East Palestine, Springfield derailments: How are train crashes investigated?

The NTSB releases preliminary reports, but the full reports - including how to make sure this doesn’t happen again - can take up to a year.

One month after a Norfolk Southern train derailed in East Palestine, and after a train derailment Saturday in Springfield, state and federal authorities are investigating how and why the two trains derailed within weeks of each other.

In the Springfield derailment, 28 cars of a 212-car Norfolk Southern train overturned near the Clark County Fairgrounds. None of the cars contained hazardous materials, according to the Clark County Combined Health District.

Investigators from the National Transportation Safety Board, the agency in charge of overseeing investigations of transportation accidents, arrived on the scene Monday. Norfolk Southern is “cooperating with the NTSB,” as well as “local, state, federal resources,” the company said Monday.

Investigators have access to a wide variety of information, from electronic monitoring information to simply looking at how the cars fall when they derail, said Michael Gorman, University of Dayton professor of Business Analytics and Operations Management.
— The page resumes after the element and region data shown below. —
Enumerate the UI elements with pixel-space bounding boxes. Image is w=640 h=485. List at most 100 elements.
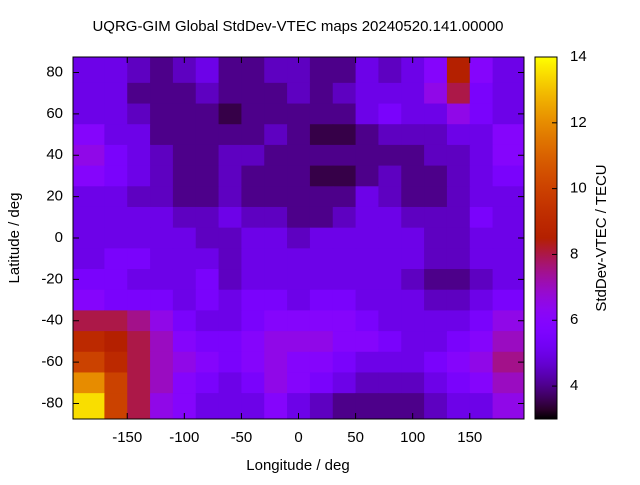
- heat-cell: [378, 351, 402, 373]
- heat-cell: [424, 310, 448, 332]
- heat-cell: [104, 206, 128, 229]
- heat-cell: [469, 165, 494, 187]
- heat-cell: [492, 310, 525, 332]
- heat-cell: [150, 82, 174, 105]
- heat-cell: [355, 57, 379, 84]
- heat-cell: [287, 82, 311, 105]
- heat-cell: [104, 165, 128, 187]
- heat-cell: [446, 351, 471, 373]
- heat-cell: [287, 269, 311, 291]
- heat-cell: [172, 393, 197, 420]
- heat-cell: [446, 82, 471, 105]
- heat-cell: [104, 144, 128, 167]
- heat-cell: [172, 310, 197, 332]
- y-axis-label: Latitude / deg: [6, 193, 23, 284]
- heat-cell: [446, 57, 471, 84]
- heat-cell: [424, 103, 448, 125]
- heat-cell: [150, 144, 174, 167]
- heat-cell: [492, 248, 525, 270]
- heat-cell: [401, 57, 425, 84]
- heat-cell: [378, 289, 402, 311]
- heat-cell: [241, 144, 265, 167]
- heat-cell: [287, 165, 311, 187]
- heat-cell: [241, 82, 265, 105]
- heat-cell: [264, 269, 288, 291]
- y-tick-label: 80: [46, 63, 63, 80]
- heat-cell: [287, 144, 311, 167]
- heat-cell: [309, 351, 334, 373]
- heat-cell: [446, 227, 471, 249]
- heat-cell: [355, 165, 379, 187]
- heat-cell: [332, 82, 357, 105]
- heat-cell: [218, 57, 242, 84]
- heat-cell: [172, 248, 197, 270]
- heat-cell: [332, 186, 357, 208]
- heat-cell: [150, 289, 174, 311]
- heat-cell: [401, 310, 425, 332]
- heat-cell: [309, 269, 334, 291]
- heat-cell: [241, 372, 265, 394]
- heat-cell: [492, 144, 525, 167]
- heat-cell: [195, 351, 220, 373]
- heat-cell: [195, 57, 220, 84]
- heat-cell: [195, 82, 220, 105]
- heat-cell: [355, 186, 379, 208]
- heat-cell: [309, 144, 334, 167]
- heat-cell: [172, 351, 197, 373]
- heat-cell: [150, 206, 174, 229]
- heat-cell: [355, 331, 379, 353]
- heat-cell: [492, 372, 525, 394]
- heat-cell: [332, 372, 357, 394]
- heat-cell: [424, 57, 448, 84]
- heat-cell: [401, 144, 425, 167]
- heat-cell: [104, 372, 128, 394]
- heat-cell: [355, 82, 379, 105]
- heat-cell: [127, 82, 151, 105]
- heat-cell: [218, 248, 242, 270]
- heat-cell: [241, 206, 265, 229]
- y-tick-label: 20: [46, 188, 63, 205]
- heat-cell: [446, 103, 471, 125]
- heat-cell: [127, 331, 151, 353]
- heat-cell: [446, 393, 471, 420]
- heat-cell: [424, 248, 448, 270]
- heat-cell: [355, 310, 379, 332]
- y-tick-label: 60: [46, 105, 63, 122]
- heat-cell: [73, 57, 105, 84]
- heat-cell: [264, 248, 288, 270]
- heat-cell: [104, 186, 128, 208]
- heat-cell: [446, 310, 471, 332]
- x-tick-label: 150: [457, 429, 482, 446]
- heat-cell: [424, 372, 448, 394]
- y-tick-label: 0: [55, 229, 63, 246]
- heat-cell: [378, 144, 402, 167]
- heat-cell: [218, 103, 242, 125]
- colorbar: [534, 56, 558, 420]
- heat-cell: [332, 310, 357, 332]
- heat-cell: [401, 227, 425, 249]
- heat-cell: [309, 289, 334, 311]
- heat-cell: [73, 124, 105, 146]
- heat-cell: [241, 248, 265, 270]
- heat-cell: [492, 331, 525, 353]
- chart-title: UQRG-GIM Global StdDev-VTEC maps 2024052…: [92, 18, 503, 35]
- heat-cell: [424, 165, 448, 187]
- heat-cell: [127, 248, 151, 270]
- heat-cell: [332, 206, 357, 229]
- heat-cell: [195, 372, 220, 394]
- heat-cell: [127, 372, 151, 394]
- heat-cell: [401, 206, 425, 229]
- heat-cell: [150, 372, 174, 394]
- heat-cell: [104, 103, 128, 125]
- heat-cell: [150, 310, 174, 332]
- heat-cell: [264, 393, 288, 420]
- heat-cell: [73, 227, 105, 249]
- heat-cell: [127, 124, 151, 146]
- heat-cell: [195, 269, 220, 291]
- heat-cell: [378, 372, 402, 394]
- heat-cell: [401, 248, 425, 270]
- heat-cell: [264, 57, 288, 84]
- heat-cell: [309, 206, 334, 229]
- heat-cell: [401, 351, 425, 373]
- heat-cell: [401, 372, 425, 394]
“Just like a blood spatter report at a crime scene, to get a sense for what happened,” he said. “It’s forensic work that you need to be on site for, with lots of experience.”
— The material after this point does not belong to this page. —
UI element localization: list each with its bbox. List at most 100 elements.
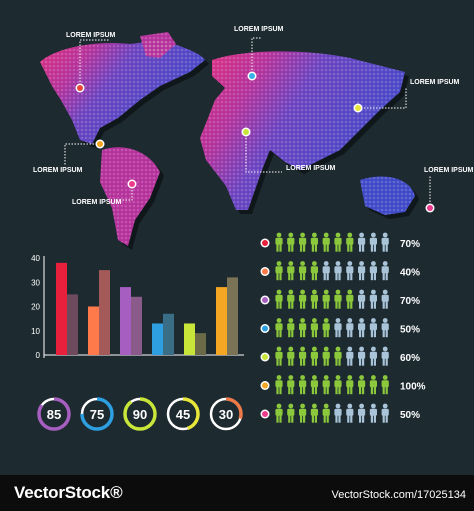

A full National Transportation Safety Board investigation takes about a year, but preliminary reports are typically available in 2-3 weeks, according to the agency. With minor crashes, the cause can typically be determined within that 2-3 week time period, Gorman said.

However, at the same time, state and local authorities are also typically conducting their own investigations, said Fred Millar, an Alexandria, Virginia-based independent transportation consultant.
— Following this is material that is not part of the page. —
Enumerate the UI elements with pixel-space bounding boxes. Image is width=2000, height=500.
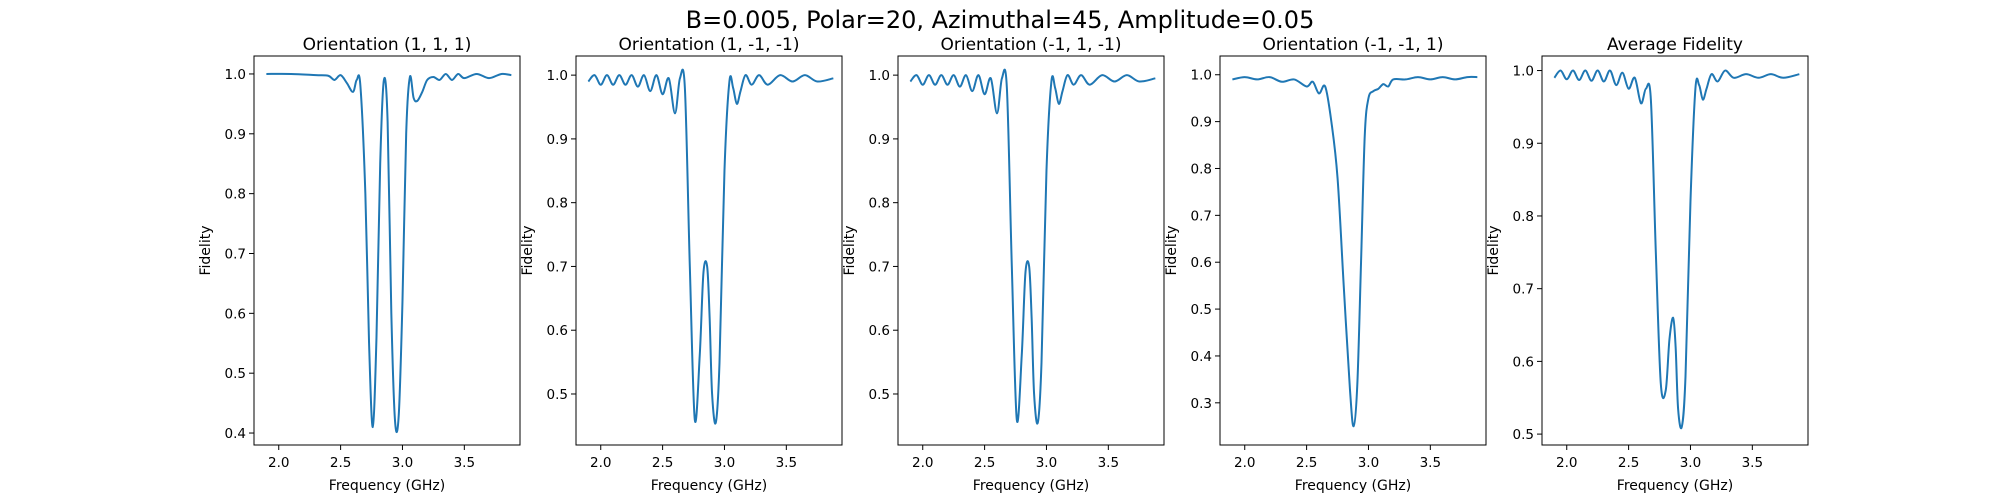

“They look at the speed of the trains, they look at the staffing on the train,” he said. “They will look at all these different factors of workforce behavior and the metallurgy, whether there’s any evidence that there was a failure in the hot boxes.”

Hot boxes are wheel bearings on trains that can sometimes overheat and cause a derailment, Millar said.

“Sometimes they say it’s a very simple thing like a broken track, or a washed out track,” he said. “Sometimes it’s much more difficult to determine.”

Two passers-by caught video of the moment the train derailed in Springfield from different angles, one on a dash-cam, and the other on a phone video. Each were from opposite sides of the track as the train came off the tracks.

Just prior to the derailment, one of the cars appears to wobble on the tracks, before popping off and bringing attached cars with it, Gorman observed from the dash-cam video. While the footage is incredibly useful to investigators, it alone is not enough to determine the true cause of the crash, he said.

It’s also possible the true cause of the crash happened miles before the moment the train lurched off the rails, Millar said.

“These trains are enormously heavy, and they can go quite a ways limping with one set of wheels not working,” he said.